Герман. Подозрение автоматически падает на него. Надеюсь, у Карла есть алиби.

Эрика (смеется.) Наверняка есть. Даже не сомневаюсь. Десять минут назад я видела его в бинокль: он сидел на ступеньках своего фургона с чашкой кофе в руке и читал газету. Вид у него был вполне бодрый. (Тихо.) Вам его не прижать, даже если он будет в ваших руках… ведь вы же ничего не смогли с ним сделать, когда он был в ваших руках и ему грозила тюрьма.

Герман. Кундт ненавидит его, хотя и не знаком с ним, а Кундта ты знаешь. Между прочим, ты ошибаешься, говоря, что Кундт голодал, как и мы. Он никогда не страдал от голода, и в этом было его преимущество перед нами, у нас вечно слюнки текли, у него – никогда. По сей день никто точно не знает, где он был и что делал на войне. По неподтвержденным слухам – был в Италии.

Эрика. Да, я знаю его, и не только в том качестве, о котором говорила. Я не забуду минуты, когда он впервые появился в нашей мансарде в Дирвангене после дискуссии в Пфархайме. Он сказал тебе, что единственно стоящее занятие сейчас политика, она выгоднее юридических наук и любой коммерции. Старые нацисты трясутся от страха, вы же молоды и абсолютно благонадежны. Власть валяется под ногами – нагнись и возьми, политика все равно что брошенный, но совершенно исправный завод, с которого сбежало начальство. Он должен снова заработать, возобновить производство. Кундт сказал также, что испуг старых нацистов сейчас ценится на вес золота. Ты дал согласие, и все завертелось, особенно после того, как включился этот американец Брэдли. На завтрак у нас появились яйца, настоящий кофе, квартира стала чуть побольше, затем совсем большая, ты быстренько сдал экзамены, еще быстрее получил диплом, и вот наконец собственный дом и должность ландрата в Гульбольценхайме – второй дом. Завод «Политика» заработал, продукция шла полным ходом. Потом появились Блаукремер – этот был нацистом – и Хальберкамм – тот не был нацистом, Кундт все это ловко повернул. И Бингерле, которого вы теперь иначе как в среднем роде не называете, был ни то ни се, просто жадный щенок… Ну вот, Герман, пожалуй, хватит. Я не ослышалась ночью – министром станет Блаукремер? Так?

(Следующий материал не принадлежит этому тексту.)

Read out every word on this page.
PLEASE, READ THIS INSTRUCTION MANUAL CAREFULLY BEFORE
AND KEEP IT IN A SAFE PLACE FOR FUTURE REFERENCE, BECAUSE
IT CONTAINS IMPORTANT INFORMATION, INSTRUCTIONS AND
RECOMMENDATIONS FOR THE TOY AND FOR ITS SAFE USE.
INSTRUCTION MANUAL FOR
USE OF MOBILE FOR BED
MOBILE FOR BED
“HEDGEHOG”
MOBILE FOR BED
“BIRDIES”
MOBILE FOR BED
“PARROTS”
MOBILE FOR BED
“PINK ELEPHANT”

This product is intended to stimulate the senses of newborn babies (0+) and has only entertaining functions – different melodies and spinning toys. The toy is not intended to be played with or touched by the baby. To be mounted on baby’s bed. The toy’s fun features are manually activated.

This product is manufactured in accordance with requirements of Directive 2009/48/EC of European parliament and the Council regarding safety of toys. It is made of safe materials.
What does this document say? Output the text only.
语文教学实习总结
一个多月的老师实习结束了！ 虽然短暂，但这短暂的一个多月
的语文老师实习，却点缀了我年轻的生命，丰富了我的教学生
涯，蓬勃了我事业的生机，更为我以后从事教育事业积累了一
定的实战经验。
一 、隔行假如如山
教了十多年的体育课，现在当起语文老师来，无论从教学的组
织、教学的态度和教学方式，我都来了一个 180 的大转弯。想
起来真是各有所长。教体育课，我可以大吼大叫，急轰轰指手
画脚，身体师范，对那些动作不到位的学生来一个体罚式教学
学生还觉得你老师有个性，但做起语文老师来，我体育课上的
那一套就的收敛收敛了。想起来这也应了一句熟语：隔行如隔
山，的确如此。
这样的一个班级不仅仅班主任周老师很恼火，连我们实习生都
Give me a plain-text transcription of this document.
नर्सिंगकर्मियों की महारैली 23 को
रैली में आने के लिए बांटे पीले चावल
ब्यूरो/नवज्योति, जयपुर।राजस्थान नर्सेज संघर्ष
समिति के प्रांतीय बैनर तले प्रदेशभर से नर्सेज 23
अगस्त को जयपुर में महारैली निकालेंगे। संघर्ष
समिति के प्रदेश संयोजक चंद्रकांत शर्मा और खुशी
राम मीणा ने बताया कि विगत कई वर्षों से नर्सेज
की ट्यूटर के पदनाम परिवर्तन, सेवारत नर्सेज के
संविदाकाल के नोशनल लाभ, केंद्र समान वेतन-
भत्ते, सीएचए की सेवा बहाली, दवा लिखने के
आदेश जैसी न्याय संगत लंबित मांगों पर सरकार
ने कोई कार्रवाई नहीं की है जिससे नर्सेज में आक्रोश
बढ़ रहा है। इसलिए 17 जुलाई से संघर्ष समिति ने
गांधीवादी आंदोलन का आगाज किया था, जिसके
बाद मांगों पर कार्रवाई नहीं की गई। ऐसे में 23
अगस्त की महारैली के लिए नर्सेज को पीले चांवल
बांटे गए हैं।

Герман. Плуканский отпадает – на него появились разоблачительные материалы, которые больше не удастся утаить. Из времен оккупации Польши. Его ничем не прикроешь.

Эрика. Сколько же поляков и евреев он погубил?

Герман. Ни одного. Он обделывал весьма темные делишки с партизанами. И свалить его хотим не мы, а поляки, в общем, какая-то авантюрная история.

Эрика. И министром вам надо поставить Блаукремера? Непременно его? Герман. Вопрос решенный. Плуканский из игры вышел.

Эрика. Но Блаукремер? Это же немыслимо! Есть вещи, которые просто нельзя допускать. Ведь вам известно, что он сделал со своей первой женой, с Элизабет, и что творит со второй, Трудой… он же из породы насильников – для меня, во всяком случае, это несомненно.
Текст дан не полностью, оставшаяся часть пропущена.